This guide explains how Cloaked protects your account and how you can add additional layers of security using two-factor authentication (2FA) and your recovery key.
Cloaked is built with end-to-end encryption and a zero-knowledge architecture, which means only you can access your data. Because of this, it is important to enable the security features available to you and store your recovery key safely.
What is two-factor authentication (2FA)?
Two-factor authentication adds an extra verification step when signing in.
With 2FA enabled, anyone accessing your account must:
Enter your Cloaked password, and
Verify a one-time code sent to your email address or phone number
This means that even if someone learns your password, they cannot access your account without access to your email or phone.
We strongly recommend enabling 2FA if you store passwords, manage Cloaked identities, or access your account from multiple devices.
As a quick note, if you log in via text OTP to your phone number, this option isn’t available.
How to set up 2FA from the Cloaked dashboard
Log in to your Cloaked dashboard
Select your Profile icon → Settings
Choose Set up two-factor authentication
Enter your Cloaked password to confirm the change
Select Verify via email
Choose an existing verified email, or select Use a different email address
Enter the email address and select Continue
Enter the 6-digit verification code sent to that email
Select Verify code
Once verified, the email address will appear under your 2FA settings.
These same steps can be followed to set up SMS-based 2FA instead of email, if preferred.
How to set up 2FA from the Cloaked mobile app
Open the Cloaked app
Tap Settings → Account Security
Select Two-factor authentication → Set up two-factor authentication
Enter your Cloaked password and tap Continue
Select Verify via email
Choose a verified email or tap Use a different email address
Add the email address and tap Save
Enter the 6-digit code sent to that email
Tap Verify
Once complete, the email address will be available for 2FA verification.
Save Your Recovery Key
Your recovery key is a backup method for accessing your Cloaked account if you ever forget your password.
Because Cloaked uses end-to-end encryption, only you can unlock your account data. Cloaked cannot reset your password or access your encrypted information without your credentials.
If you lose your password, the recovery key allows you to reset it and regain access to your account without losing your stored identities, passwords, and other data.
For this reason, we strongly recommend downloading and saving your recovery key in a secure location.
Your Recovery Key should look similar to this example above.
How to save your recovery key
From the Cloaked dashboard
Select your Profile icon
Open Settings
Select Account Security
Choose Save Recovery Key
From the Cloaked mobile app
Open the Cloaked app
Tap Settings
Tap Account Security
Select Save Recovery Key
Your recovery key will download so you can store it safely.

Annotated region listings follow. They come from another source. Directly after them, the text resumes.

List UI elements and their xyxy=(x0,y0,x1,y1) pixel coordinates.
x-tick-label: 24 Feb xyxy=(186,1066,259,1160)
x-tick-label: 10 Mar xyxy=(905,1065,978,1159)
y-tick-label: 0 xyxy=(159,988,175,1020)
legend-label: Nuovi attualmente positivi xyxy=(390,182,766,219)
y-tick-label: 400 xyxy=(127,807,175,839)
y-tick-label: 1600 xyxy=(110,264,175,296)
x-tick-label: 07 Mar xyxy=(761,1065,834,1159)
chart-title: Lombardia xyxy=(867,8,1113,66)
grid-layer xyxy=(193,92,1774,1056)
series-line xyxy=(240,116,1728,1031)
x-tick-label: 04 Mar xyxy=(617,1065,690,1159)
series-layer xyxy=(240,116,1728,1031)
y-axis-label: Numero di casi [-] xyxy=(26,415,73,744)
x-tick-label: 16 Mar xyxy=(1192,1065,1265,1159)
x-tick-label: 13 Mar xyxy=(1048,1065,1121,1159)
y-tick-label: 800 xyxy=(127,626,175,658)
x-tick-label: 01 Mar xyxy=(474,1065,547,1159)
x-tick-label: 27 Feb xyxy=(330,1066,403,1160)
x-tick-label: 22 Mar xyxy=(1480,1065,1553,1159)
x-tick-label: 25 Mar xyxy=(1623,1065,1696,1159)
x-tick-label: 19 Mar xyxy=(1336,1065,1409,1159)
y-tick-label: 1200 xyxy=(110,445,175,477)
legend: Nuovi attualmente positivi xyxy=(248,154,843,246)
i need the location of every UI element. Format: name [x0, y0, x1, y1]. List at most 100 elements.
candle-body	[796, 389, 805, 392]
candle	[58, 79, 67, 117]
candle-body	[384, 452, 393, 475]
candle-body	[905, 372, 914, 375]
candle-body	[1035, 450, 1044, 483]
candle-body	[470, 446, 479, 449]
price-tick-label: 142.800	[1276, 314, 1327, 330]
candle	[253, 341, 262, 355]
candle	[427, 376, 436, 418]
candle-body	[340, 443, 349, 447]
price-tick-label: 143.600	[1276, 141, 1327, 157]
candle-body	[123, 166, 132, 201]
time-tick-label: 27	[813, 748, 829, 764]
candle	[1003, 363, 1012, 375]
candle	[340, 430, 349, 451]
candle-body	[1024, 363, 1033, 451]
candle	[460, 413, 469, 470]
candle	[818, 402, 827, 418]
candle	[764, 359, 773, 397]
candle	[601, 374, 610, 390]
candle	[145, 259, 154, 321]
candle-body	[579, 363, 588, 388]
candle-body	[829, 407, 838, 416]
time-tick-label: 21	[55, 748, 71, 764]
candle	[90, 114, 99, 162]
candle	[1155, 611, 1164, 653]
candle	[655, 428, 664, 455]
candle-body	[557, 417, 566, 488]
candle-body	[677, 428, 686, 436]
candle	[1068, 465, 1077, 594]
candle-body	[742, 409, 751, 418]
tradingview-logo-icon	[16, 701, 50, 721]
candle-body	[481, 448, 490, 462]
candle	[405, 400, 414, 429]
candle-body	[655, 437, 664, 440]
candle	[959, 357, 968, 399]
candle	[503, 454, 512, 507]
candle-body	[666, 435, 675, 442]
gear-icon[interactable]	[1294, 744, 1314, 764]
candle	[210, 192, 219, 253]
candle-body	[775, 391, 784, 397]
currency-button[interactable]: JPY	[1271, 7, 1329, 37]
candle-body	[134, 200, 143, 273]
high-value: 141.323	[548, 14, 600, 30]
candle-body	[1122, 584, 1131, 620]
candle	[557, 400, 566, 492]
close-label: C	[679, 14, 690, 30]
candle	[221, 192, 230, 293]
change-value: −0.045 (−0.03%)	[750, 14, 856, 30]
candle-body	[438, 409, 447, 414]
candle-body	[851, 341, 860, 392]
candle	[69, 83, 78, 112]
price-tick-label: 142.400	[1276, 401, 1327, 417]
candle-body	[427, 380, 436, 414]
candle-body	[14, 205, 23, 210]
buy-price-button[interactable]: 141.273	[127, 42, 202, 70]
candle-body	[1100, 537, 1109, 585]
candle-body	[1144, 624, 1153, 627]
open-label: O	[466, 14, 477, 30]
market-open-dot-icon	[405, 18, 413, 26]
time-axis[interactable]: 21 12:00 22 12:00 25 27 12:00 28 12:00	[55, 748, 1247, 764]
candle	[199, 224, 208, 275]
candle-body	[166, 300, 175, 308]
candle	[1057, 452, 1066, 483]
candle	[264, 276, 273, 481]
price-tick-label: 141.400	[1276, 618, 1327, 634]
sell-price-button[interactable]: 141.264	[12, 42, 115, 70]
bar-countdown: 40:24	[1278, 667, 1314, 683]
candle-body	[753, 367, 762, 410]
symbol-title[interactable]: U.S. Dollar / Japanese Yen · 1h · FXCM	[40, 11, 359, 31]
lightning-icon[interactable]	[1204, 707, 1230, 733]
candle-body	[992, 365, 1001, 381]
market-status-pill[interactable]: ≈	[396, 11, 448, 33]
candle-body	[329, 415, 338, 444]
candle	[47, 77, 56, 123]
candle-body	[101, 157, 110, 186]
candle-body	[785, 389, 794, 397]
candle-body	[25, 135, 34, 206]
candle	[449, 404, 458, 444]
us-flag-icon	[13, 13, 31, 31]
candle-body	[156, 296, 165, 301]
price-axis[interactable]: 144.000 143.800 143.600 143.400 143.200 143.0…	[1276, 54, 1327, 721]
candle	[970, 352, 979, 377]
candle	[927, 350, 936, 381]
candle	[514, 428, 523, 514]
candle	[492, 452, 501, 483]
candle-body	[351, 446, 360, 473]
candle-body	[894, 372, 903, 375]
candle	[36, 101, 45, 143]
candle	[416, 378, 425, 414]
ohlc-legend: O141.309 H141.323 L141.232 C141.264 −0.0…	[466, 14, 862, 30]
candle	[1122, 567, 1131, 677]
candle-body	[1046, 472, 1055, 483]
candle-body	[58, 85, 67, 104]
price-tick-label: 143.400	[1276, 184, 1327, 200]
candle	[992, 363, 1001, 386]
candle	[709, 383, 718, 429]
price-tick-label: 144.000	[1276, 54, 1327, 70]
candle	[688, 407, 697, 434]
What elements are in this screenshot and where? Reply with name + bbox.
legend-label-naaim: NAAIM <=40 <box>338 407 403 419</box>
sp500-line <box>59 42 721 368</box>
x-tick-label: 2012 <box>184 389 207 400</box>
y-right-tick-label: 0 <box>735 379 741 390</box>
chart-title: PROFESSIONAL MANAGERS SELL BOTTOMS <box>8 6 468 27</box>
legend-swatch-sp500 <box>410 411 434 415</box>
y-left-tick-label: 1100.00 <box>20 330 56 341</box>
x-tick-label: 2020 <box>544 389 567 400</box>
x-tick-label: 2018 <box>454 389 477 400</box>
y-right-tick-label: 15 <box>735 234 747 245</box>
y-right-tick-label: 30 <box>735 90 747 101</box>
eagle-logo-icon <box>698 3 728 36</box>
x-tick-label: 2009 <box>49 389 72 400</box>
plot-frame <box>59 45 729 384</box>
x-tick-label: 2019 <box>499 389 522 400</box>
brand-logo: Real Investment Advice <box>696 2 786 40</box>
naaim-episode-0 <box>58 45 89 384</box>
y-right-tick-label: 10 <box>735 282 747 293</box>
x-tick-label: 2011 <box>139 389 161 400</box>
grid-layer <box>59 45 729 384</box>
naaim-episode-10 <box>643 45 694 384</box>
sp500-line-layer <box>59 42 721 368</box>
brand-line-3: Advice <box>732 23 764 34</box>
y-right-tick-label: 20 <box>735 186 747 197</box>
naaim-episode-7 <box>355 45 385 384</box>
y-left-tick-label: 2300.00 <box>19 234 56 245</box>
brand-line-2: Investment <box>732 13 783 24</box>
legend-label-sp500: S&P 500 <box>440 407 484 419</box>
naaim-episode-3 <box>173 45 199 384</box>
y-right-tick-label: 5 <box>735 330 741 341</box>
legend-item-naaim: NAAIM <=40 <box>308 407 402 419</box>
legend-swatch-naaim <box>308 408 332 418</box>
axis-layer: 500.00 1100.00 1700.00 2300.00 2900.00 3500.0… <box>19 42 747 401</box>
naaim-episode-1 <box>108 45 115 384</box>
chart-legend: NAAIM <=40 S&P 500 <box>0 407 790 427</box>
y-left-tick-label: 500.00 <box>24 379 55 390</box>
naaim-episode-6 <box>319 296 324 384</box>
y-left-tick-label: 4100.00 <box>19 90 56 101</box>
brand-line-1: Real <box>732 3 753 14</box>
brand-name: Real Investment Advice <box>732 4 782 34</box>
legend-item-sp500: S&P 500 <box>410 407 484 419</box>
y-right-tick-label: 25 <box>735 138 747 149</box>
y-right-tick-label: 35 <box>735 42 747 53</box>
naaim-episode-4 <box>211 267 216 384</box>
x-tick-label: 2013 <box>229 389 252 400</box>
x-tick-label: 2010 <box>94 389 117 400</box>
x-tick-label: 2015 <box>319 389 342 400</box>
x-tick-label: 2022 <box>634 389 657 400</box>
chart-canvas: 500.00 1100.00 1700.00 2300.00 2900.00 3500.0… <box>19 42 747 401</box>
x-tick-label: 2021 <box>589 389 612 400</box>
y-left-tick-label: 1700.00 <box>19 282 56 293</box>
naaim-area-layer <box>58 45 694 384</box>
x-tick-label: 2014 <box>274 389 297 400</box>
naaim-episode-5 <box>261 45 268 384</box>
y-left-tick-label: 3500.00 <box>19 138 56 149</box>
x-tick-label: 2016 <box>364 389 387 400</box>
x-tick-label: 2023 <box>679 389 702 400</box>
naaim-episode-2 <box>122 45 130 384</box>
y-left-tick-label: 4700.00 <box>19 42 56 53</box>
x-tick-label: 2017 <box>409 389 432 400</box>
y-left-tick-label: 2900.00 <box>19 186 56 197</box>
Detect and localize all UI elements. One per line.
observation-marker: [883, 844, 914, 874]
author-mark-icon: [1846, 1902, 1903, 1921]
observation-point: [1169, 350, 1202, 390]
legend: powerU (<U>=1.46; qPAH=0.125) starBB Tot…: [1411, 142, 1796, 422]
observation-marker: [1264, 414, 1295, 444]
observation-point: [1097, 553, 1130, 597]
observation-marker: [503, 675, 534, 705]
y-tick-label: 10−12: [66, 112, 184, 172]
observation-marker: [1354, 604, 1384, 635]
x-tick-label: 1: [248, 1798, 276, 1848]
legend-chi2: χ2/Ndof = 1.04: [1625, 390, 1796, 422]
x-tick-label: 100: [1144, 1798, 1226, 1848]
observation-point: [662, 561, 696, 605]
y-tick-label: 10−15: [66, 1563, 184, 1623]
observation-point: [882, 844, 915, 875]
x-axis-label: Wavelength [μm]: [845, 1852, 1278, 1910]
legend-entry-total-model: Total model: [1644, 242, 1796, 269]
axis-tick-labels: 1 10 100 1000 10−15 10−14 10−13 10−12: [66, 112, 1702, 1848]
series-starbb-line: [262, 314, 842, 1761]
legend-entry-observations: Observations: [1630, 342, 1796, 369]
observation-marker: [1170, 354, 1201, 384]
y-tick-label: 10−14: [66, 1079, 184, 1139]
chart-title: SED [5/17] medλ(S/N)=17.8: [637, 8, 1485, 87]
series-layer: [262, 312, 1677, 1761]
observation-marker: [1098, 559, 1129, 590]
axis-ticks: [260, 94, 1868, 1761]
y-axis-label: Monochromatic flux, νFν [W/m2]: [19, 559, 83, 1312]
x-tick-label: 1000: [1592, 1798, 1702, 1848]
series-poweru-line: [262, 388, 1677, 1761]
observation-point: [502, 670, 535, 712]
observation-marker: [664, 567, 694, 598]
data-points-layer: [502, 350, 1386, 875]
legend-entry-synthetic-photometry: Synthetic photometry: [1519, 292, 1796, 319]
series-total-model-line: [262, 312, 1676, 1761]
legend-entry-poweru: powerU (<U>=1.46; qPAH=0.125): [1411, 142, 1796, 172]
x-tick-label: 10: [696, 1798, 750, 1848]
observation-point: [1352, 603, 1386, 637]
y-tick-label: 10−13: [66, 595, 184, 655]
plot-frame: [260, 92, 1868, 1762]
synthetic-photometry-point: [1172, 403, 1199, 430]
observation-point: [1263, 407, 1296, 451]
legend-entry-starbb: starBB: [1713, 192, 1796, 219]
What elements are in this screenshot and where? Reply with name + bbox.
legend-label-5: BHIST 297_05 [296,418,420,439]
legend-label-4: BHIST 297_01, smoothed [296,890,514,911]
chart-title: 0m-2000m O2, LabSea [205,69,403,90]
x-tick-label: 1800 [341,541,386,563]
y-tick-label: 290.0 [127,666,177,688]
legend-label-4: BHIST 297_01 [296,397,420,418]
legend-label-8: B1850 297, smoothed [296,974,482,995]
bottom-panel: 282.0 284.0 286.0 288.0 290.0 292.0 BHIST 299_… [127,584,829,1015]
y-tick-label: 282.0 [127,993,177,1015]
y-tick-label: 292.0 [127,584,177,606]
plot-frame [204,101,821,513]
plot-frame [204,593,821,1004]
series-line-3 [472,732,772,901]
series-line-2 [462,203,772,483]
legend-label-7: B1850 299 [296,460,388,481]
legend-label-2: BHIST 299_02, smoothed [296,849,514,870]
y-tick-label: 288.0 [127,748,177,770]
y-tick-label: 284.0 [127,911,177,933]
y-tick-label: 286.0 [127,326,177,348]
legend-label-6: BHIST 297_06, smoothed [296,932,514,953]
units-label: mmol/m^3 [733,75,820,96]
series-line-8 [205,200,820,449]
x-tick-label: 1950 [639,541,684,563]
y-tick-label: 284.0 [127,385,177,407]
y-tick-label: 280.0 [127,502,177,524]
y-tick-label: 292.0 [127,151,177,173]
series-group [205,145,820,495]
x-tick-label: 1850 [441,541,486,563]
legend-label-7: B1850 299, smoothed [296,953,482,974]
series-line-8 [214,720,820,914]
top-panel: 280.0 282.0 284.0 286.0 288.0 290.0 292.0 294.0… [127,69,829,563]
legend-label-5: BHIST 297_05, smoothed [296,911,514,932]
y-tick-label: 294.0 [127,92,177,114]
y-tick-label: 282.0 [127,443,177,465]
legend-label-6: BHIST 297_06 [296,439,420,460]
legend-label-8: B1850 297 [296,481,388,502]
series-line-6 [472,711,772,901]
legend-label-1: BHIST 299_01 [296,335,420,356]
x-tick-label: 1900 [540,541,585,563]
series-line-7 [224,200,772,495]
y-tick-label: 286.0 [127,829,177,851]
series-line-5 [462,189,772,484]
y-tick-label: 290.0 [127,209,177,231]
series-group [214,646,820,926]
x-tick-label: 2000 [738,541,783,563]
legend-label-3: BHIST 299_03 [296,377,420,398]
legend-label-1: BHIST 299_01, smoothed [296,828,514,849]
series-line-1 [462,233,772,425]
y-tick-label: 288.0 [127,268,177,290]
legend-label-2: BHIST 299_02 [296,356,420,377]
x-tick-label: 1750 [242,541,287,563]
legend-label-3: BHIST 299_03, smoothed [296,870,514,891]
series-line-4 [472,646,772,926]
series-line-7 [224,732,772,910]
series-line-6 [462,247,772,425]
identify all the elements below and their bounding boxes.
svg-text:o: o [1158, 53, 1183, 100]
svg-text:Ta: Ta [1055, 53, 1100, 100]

Best practices for storing your recovery key
Your recovery key should be stored somewhere secure and accessible only to you. For example:
• A trusted password manager
• A secure file stored on your computer
• A printed copy stored in a safe or lockbox
Do not share your recovery key with anyone. Cloaked support will never ask for it.
Saving your recovery key ensures you can regain access to your account if you ever lose your password.